Dopo l’inutile apertura dell’anno giudiziario, segue il rito tragicomico della Corte dei conti. Lo so, state pensando: uffa, ancora ‘sta solfa! Ne ha già scritto Santambrogio, ottimamente. Il guaio è che le tre relazioni le ho lette (con maniacale lussuria), e ve ne propongo brevi, divertenti cenni.
La Corte è un animale misto:
per metà fa il mestiere di controllore e per l’altra quella d’inquisitore e giudice. Quando invocano più controlli, dovrebbero farlo davanti allo specchio. Il loro presidente ribadisce l’utilità di mantenere la commistione di funzioni, dimenticando che se i soldi vanno sprecati è segno che i controlli o non funzionano o sono corrotti, in tutti e due i casi dovrebbero essere giudicati da … quegli stessi magistrati che possono fare, indifferentemente, l’una o l’atra cosa. Non è da meno il procuratore generale che ha, da solo, sia il potere di coordinare i procuratori che quello di promuovere l’azione disciplinare, talché, se le cose non funzionano, e non funzionano, dovrebbe inquisirsi da sé, nel trionfo dell’onanismo disciplinare.

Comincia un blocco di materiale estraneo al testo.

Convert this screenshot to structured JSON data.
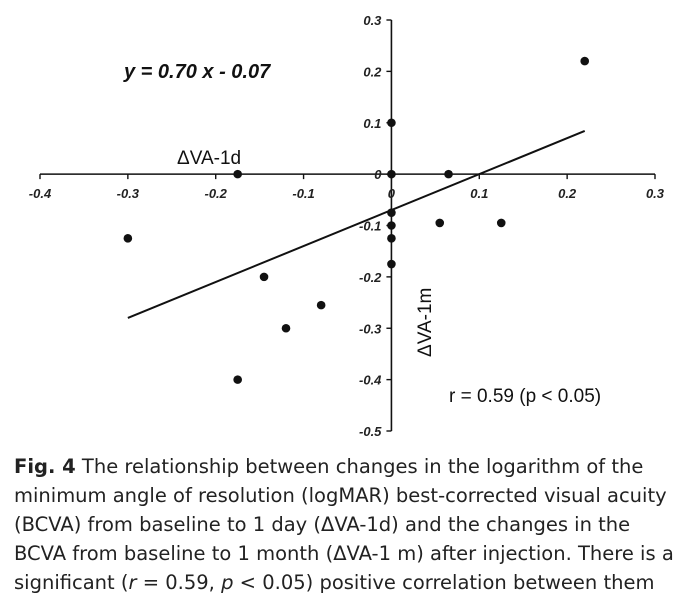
{
  "chart_data": {
    "type": "scatter",
    "title": "",
    "xlabel": "ΔVA-1d",
    "ylabel": "ΔVA-1m",
    "xlim": [
      -0.4,
      0.3
    ],
    "ylim": [
      -0.5,
      0.3
    ],
    "x_ticks": [
      "-0.4",
      "-0.3",
      "-0.2",
      "-0.1",
      "0",
      "0.1",
      "0.2",
      "0.3"
    ],
    "y_ticks": [
      "0.3",
      "0.2",
      "0.1",
      "0",
      "-0.1",
      "-0.2",
      "-0.3",
      "-0.4",
      "-0.5"
    ],
    "points": [
      {
        "x": -0.3,
        "y": -0.125
      },
      {
        "x": -0.175,
        "y": 0.0
      },
      {
        "x": -0.175,
        "y": -0.4
      },
      {
        "x": -0.145,
        "y": -0.2
      },
      {
        "x": -0.12,
        "y": -0.3
      },
      {
        "x": -0.08,
        "y": -0.255
      },
      {
        "x": 0.0,
        "y": 0.1
      },
      {
        "x": 0.0,
        "y": 0.0
      },
      {
        "x": 0.0,
        "y": -0.075
      },
      {
        "x": 0.0,
        "y": -0.1
      },
      {
        "x": 0.0,
        "y": -0.125
      },
      {
        "x": 0.0,
        "y": -0.175
      },
      {
        "x": 0.055,
        "y": -0.095
      },
      {
        "x": 0.065,
        "y": 0.0
      },
      {
        "x": 0.125,
        "y": -0.095
      },
      {
        "x": 0.22,
        "y": 0.22
      }
    ],
    "regression": {
      "slope": 0.7,
      "intercept": -0.07,
      "x_range": [
        -0.3,
        0.22
      ]
    },
    "equation": "y = 0.70 x - 0.07",
    "stat_text": "r = 0.59 (p < 0.05)",
    "grid": false,
    "legend": "none"
  },
  "caption": {
    "fig_label": "Fig. 4",
    "part1": " The relationship between changes in the logarithm of the minimum angle of resolution (logMAR) best-corrected visual acuity (BCVA) from baseline to 1 day (ΔVA-1d) and the changes in the BCVA from baseline to 1 month (ΔVA-1 m) after injection. There is a significant (",
    "r_symbol": "r",
    "part2": " = 0.59, ",
    "p_symbol": "p",
    "part3": " < 0.05) positive correlation between them"
  }
}
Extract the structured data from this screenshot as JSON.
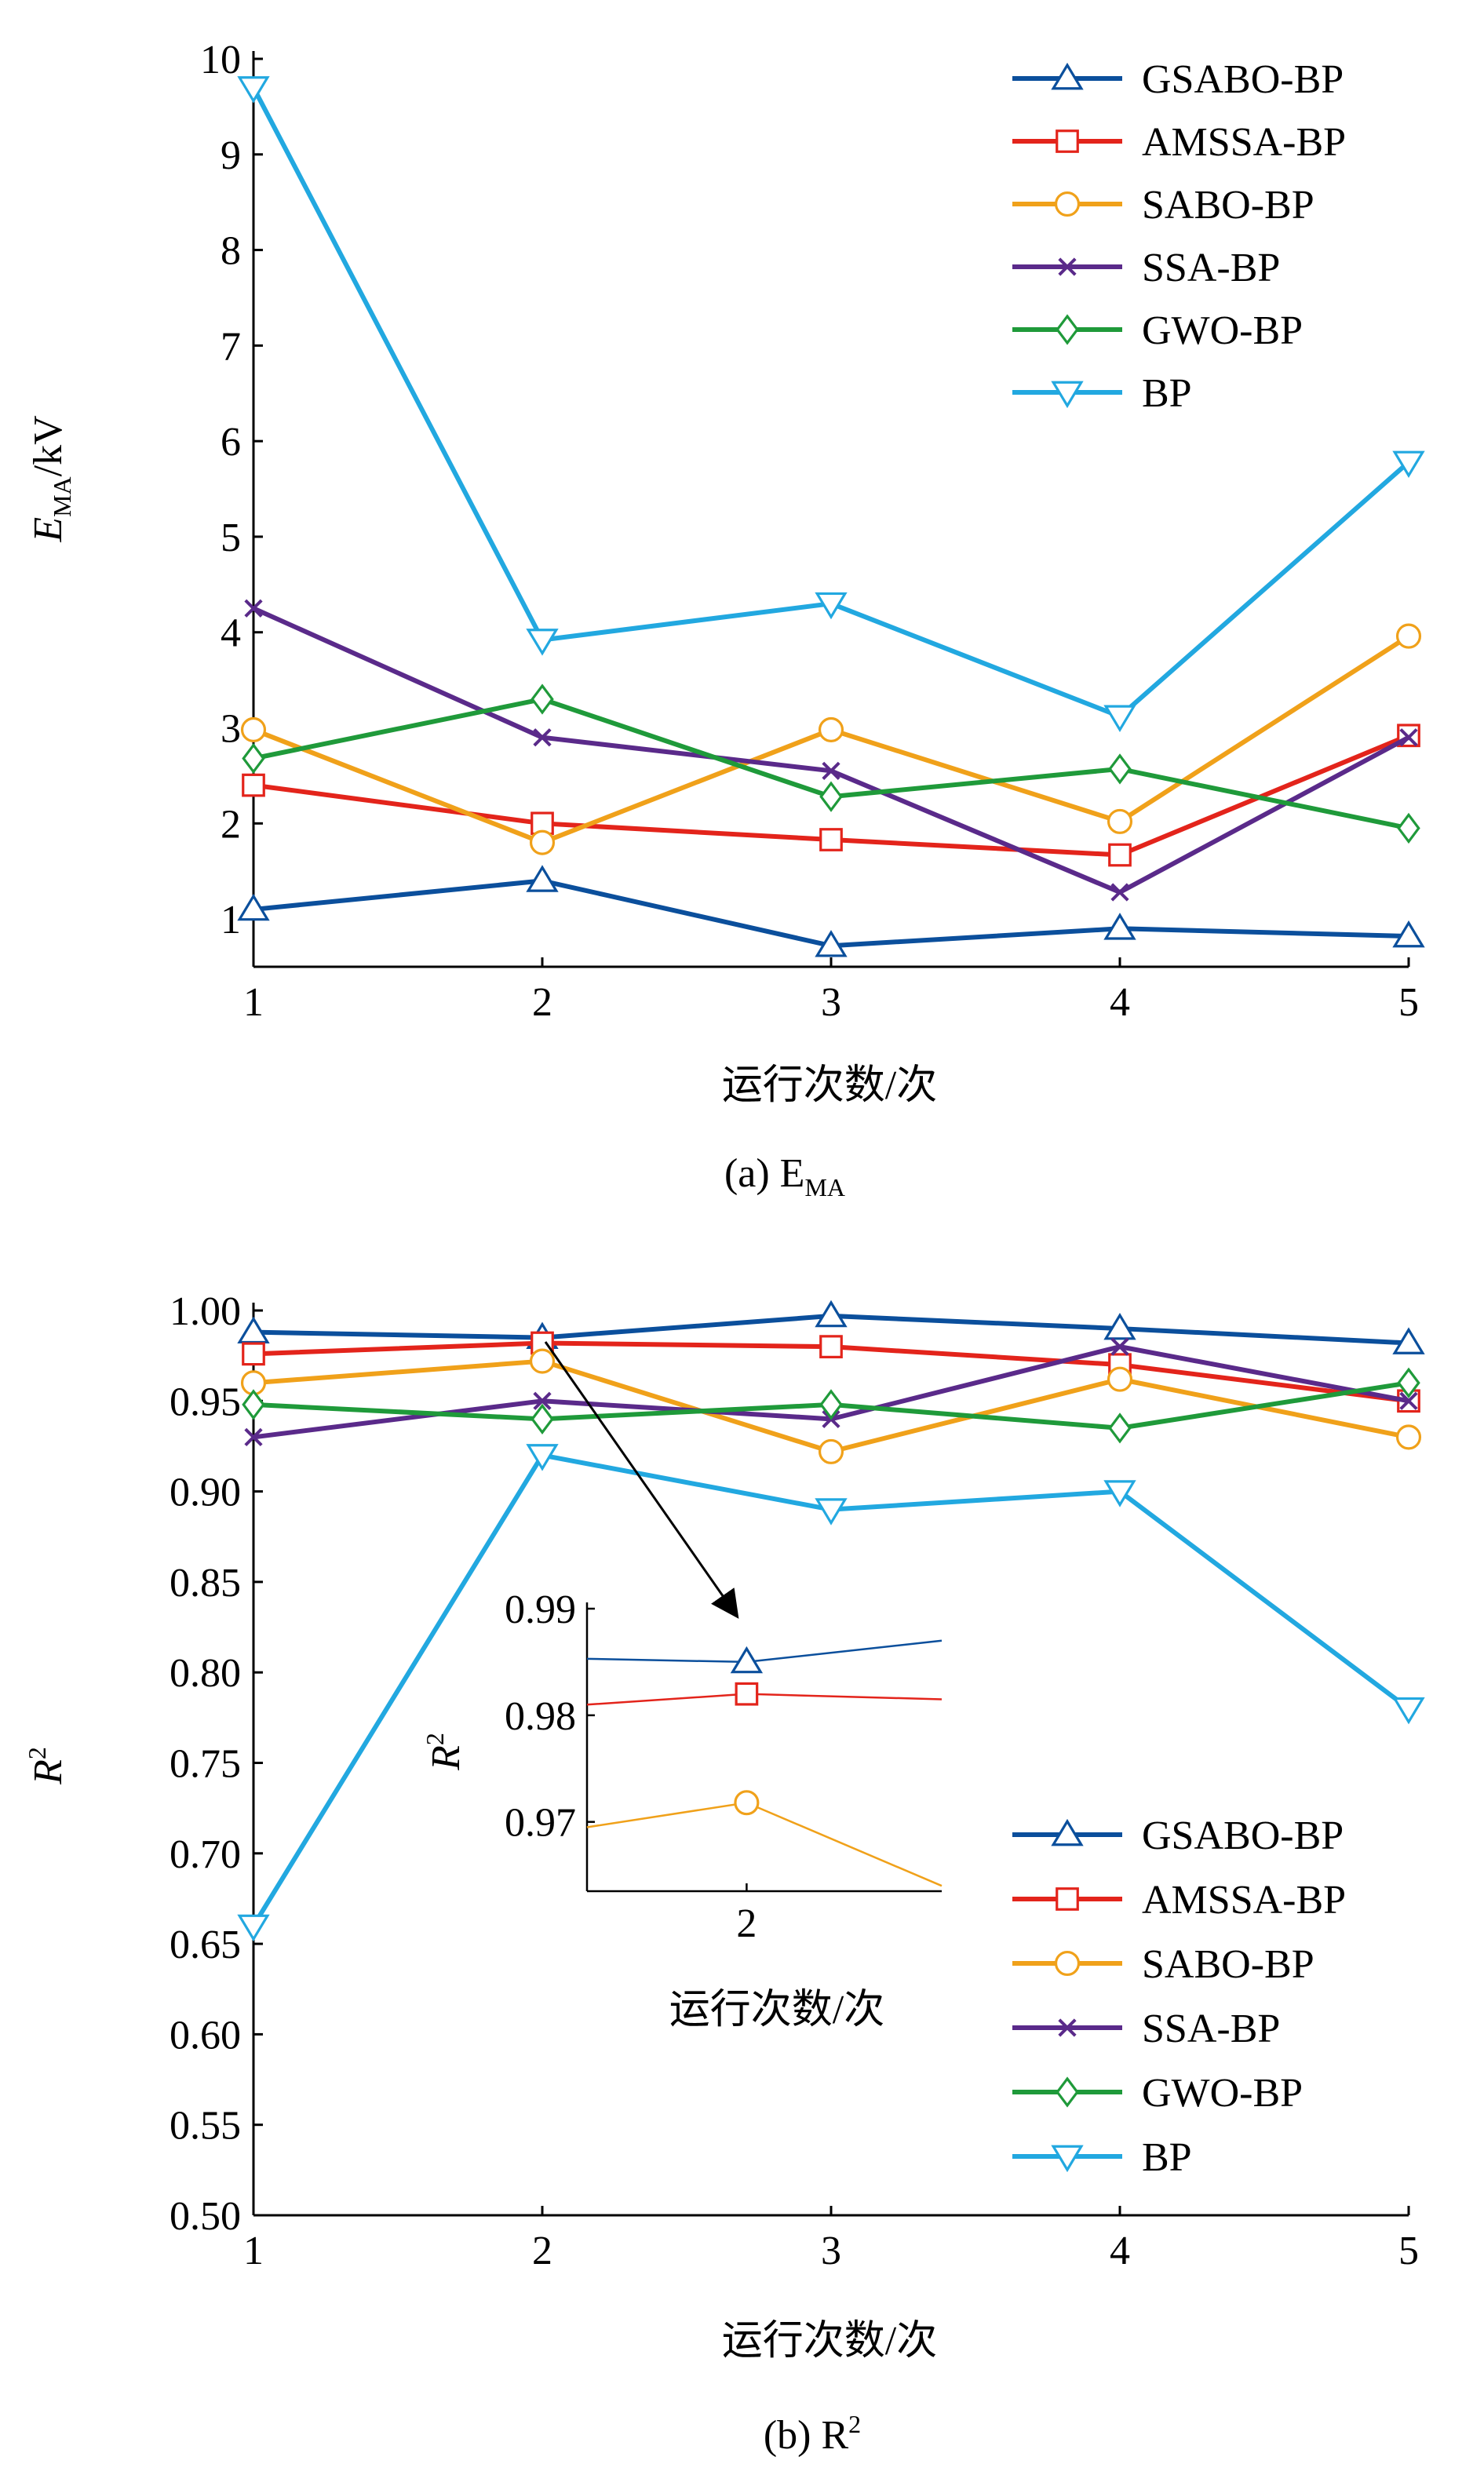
{
  "series_styles": [
    {
      "name": "GSABO-BP",
      "color": "#0b4f9c",
      "marker": "triangle-up"
    },
    {
      "name": "AMSSA-BP",
      "color": "#e3241b",
      "marker": "square"
    },
    {
      "name": "SABO-BP",
      "color": "#f0a11a",
      "marker": "circle"
    },
    {
      "name": "SSA-BP",
      "color": "#5a2a8a",
      "marker": "x"
    },
    {
      "name": "GWO-BP",
      "color": "#1f9a3a",
      "marker": "diamond"
    },
    {
      "name": "BP",
      "color": "#22a8e0",
      "marker": "triangle-down"
    }
  ],
  "chart_data": [
    {
      "type": "line",
      "panel_caption": "(a) E",
      "panel_caption_sub": "MA",
      "xlabel": "运行次数/次",
      "ylabel": "E",
      "ylabel_sub": "MA",
      "ylabel_unit": "/kV",
      "x": [
        1,
        2,
        3,
        4,
        5
      ],
      "xticks": [
        "1",
        "2",
        "3",
        "4",
        "5"
      ],
      "yticks": [
        "1",
        "2",
        "3",
        "4",
        "5",
        "6",
        "7",
        "8",
        "9",
        "10"
      ],
      "ylim": [
        0.5,
        10
      ],
      "legend_position": "top-right",
      "series": [
        {
          "name": "GSABO-BP",
          "values": [
            1.1,
            1.4,
            0.72,
            0.9,
            0.82
          ]
        },
        {
          "name": "AMSSA-BP",
          "values": [
            2.4,
            2.0,
            1.83,
            1.67,
            2.92
          ]
        },
        {
          "name": "SABO-BP",
          "values": [
            2.98,
            1.8,
            2.98,
            2.02,
            3.96
          ]
        },
        {
          "name": "SSA-BP",
          "values": [
            4.25,
            2.9,
            2.55,
            1.28,
            2.9
          ]
        },
        {
          "name": "GWO-BP",
          "values": [
            2.68,
            3.3,
            2.28,
            2.57,
            1.95
          ]
        },
        {
          "name": "BP",
          "values": [
            9.7,
            3.92,
            4.3,
            3.12,
            5.78
          ]
        }
      ]
    },
    {
      "type": "line",
      "panel_caption": "(b) R",
      "panel_caption_sup": "2",
      "xlabel": "运行次数/次",
      "ylabel": "R",
      "ylabel_sup": "2",
      "x": [
        1,
        2,
        3,
        4,
        5
      ],
      "xticks": [
        "1",
        "2",
        "3",
        "4",
        "5"
      ],
      "yticks": [
        "0.50",
        "0.55",
        "0.60",
        "0.65",
        "0.70",
        "0.75",
        "0.80",
        "0.85",
        "0.90",
        "0.95",
        "1.00"
      ],
      "ylim": [
        0.5,
        1.0
      ],
      "legend_position": "lower-right",
      "series": [
        {
          "name": "GSABO-BP",
          "values": [
            0.988,
            0.985,
            0.997,
            0.99,
            0.982
          ]
        },
        {
          "name": "AMSSA-BP",
          "values": [
            0.976,
            0.982,
            0.98,
            0.97,
            0.95
          ]
        },
        {
          "name": "SABO-BP",
          "values": [
            0.96,
            0.972,
            0.922,
            0.962,
            0.93
          ]
        },
        {
          "name": "SSA-BP",
          "values": [
            0.93,
            0.95,
            0.94,
            0.98,
            0.95
          ]
        },
        {
          "name": "GWO-BP",
          "values": [
            0.948,
            0.94,
            0.948,
            0.935,
            0.96
          ]
        },
        {
          "name": "BP",
          "values": [
            0.66,
            0.92,
            0.89,
            0.9,
            0.78
          ]
        }
      ],
      "inset": {
        "type": "line",
        "xlabel": "运行次数/次",
        "ylabel": "R",
        "ylabel_sup": "2",
        "xticks": [
          "2"
        ],
        "yticks": [
          "0.97",
          "0.98",
          "0.99"
        ],
        "xlim": [
          1.55,
          2.55
        ],
        "ylim": [
          0.9635,
          0.99
        ],
        "series": [
          {
            "name": "GSABO-BP",
            "points": [
              [
                1.55,
                0.9853
              ],
              [
                2,
                0.985
              ],
              [
                2.55,
                0.987
              ]
            ]
          },
          {
            "name": "AMSSA-BP",
            "points": [
              [
                1.55,
                0.981
              ],
              [
                2,
                0.982
              ],
              [
                2.55,
                0.9815
              ]
            ]
          },
          {
            "name": "SABO-BP",
            "points": [
              [
                1.55,
                0.9695
              ],
              [
                2,
                0.9718
              ],
              [
                2.55,
                0.964
              ]
            ]
          }
        ]
      }
    }
  ]
}
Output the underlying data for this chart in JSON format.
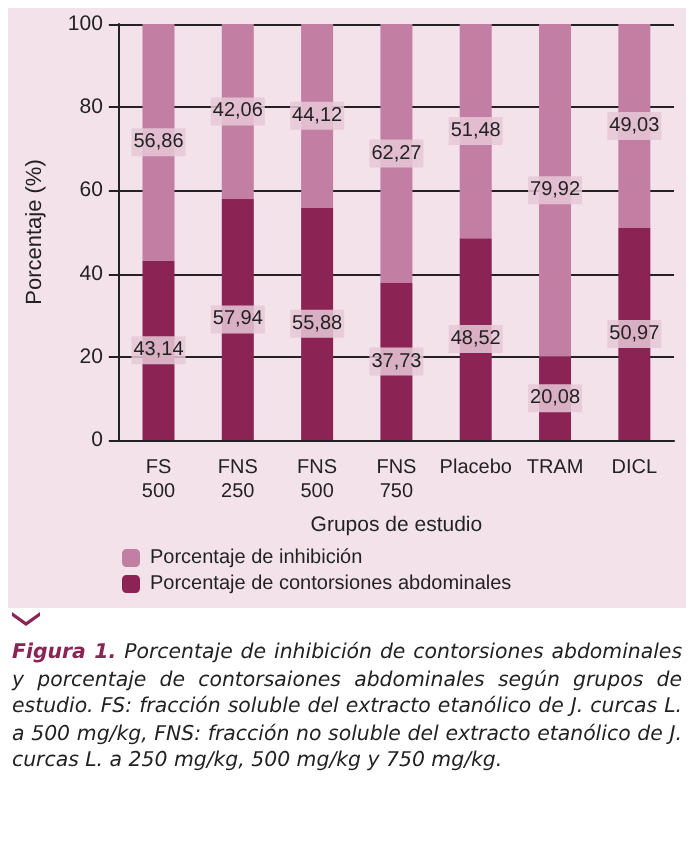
{
  "chart_data": {
    "type": "bar",
    "stacked": true,
    "xlabel": "Grupos de estudio",
    "ylabel": "Porcentaje (%)",
    "categories": [
      "FS 500",
      "FNS 250",
      "FNS 500",
      "FNS 750",
      "Placebo",
      "TRAM",
      "DICL"
    ],
    "series": [
      {
        "name": "Porcentaje de contorsiones abdominales",
        "color": "#8b2455",
        "values": [
          43.14,
          57.94,
          55.88,
          37.73,
          48.52,
          20.08,
          50.97
        ],
        "value_labels": [
          "43,14",
          "57,94",
          "55,88",
          "37,73",
          "48,52",
          "20,08",
          "50,97"
        ]
      },
      {
        "name": "Porcentaje de inhibición",
        "color": "#c27fa3",
        "values": [
          56.86,
          42.06,
          44.12,
          62.27,
          51.48,
          79.92,
          49.03
        ],
        "value_labels": [
          "56,86",
          "42,06",
          "44,12",
          "62,27",
          "51,48",
          "79,92",
          "49,03"
        ]
      }
    ],
    "ylim": [
      0,
      100
    ],
    "yticks": [
      0,
      20,
      40,
      60,
      80,
      100
    ],
    "grid": "y",
    "legend": "bottom",
    "annotations": [
      "Figura 1.  Porcentaje de inhibición de contorsiones abdominales y porcentaje de contorsaiones abdominales según grupos de estudio. FS: fracción soluble del extracto etanólico de J. curcas L. a 500 mg/kg, FNS: fracción no soluble del extracto etanólico de J. curcas L. a 250 mg/kg, 500 mg/kg y 750 mg/kg."
    ]
  }
}
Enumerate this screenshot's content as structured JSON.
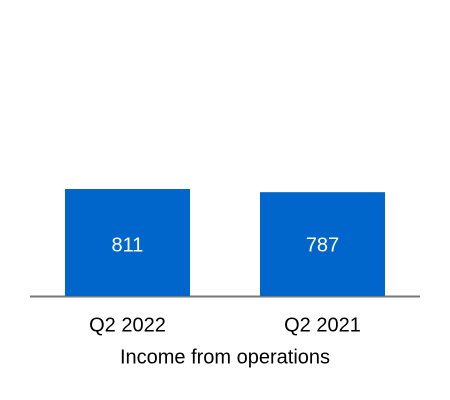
{
  "chart_data": {
    "type": "bar",
    "x_label": "Income from operations",
    "categories": [
      "Q2 2022",
      "Q2 2021"
    ],
    "values": [
      811,
      787
    ],
    "color": "#0066cc"
  }
}
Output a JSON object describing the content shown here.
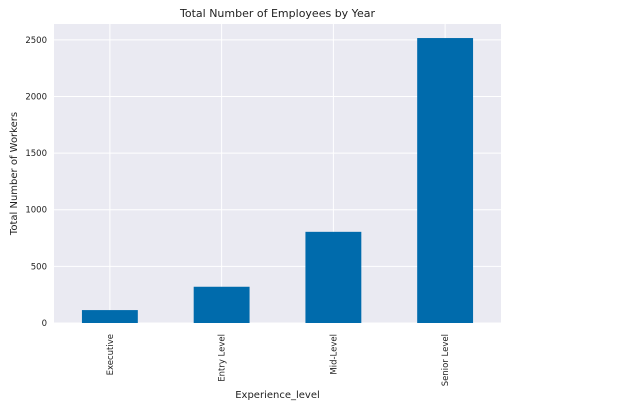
{
  "chart_data": {
    "type": "bar",
    "title": "Total Number of Employees by Year",
    "xlabel": "Experience_level",
    "ylabel": "Total Number of Workers",
    "categories": [
      "Executive",
      "Entry Level",
      "Mid-Level",
      "Senior Level"
    ],
    "values": [
      114,
      320,
      805,
      2516
    ],
    "ylim": [
      0,
      2640
    ],
    "yticks": [
      0,
      500,
      1000,
      1500,
      2000,
      2500
    ],
    "ytick_labels": [
      "0",
      "500",
      "1000",
      "1500",
      "2000",
      "2500"
    ],
    "grid": true,
    "legend": "none",
    "bar_color": "#006BAC",
    "plot_background": "#EAEAF2",
    "grid_color": "#FFFFFF"
  }
}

La relazione del citato procuratore contiene sprazzi di prosa chimerica: prende il decennio 1996-2006 e nota che mentre le sentenze penali definitive, per reati contro la pubblica amministrazione, sono state 18.553, quelle di primo grado della Corte dei conti erano 17.576. Ora, a parte che si stanno paragonando mele e banane, che fine hanno fatto le sentenze di primo grado? Sono definitive, sono eseguite? Nella relazione non c’è scritto, è un numero a capocchia, lanciato nel nulla.
Gli italiani che ottengono il risarcimento per i tempi incivili della giustizia sono tanti. Sapete quanti sono i magistrati condannati per danno erariale? Nessuno. Come potrebbe, la Corte dei conti, condannare un collega per avere arrecato lo stesso danno erariale per il quale le Corti d’appello e la Corte europea condannano la Corte dei conti?
Udite le due relazioni è toccata la parola al presidente del Consiglio Nazionale Forense (gli avvocati), che ne ha elogiato la puntualità. Poi l’ha fatta breve, approssimandosi l’ora del desinare, in giusta pace. La sintesi è gran bella cosa, talché suggerisco l’approccio per l’anno prossimo: qui è un fallimento, ma dateci la macchina, l’autista ed un incarico ben remunerato e ce ne stiamo zitti.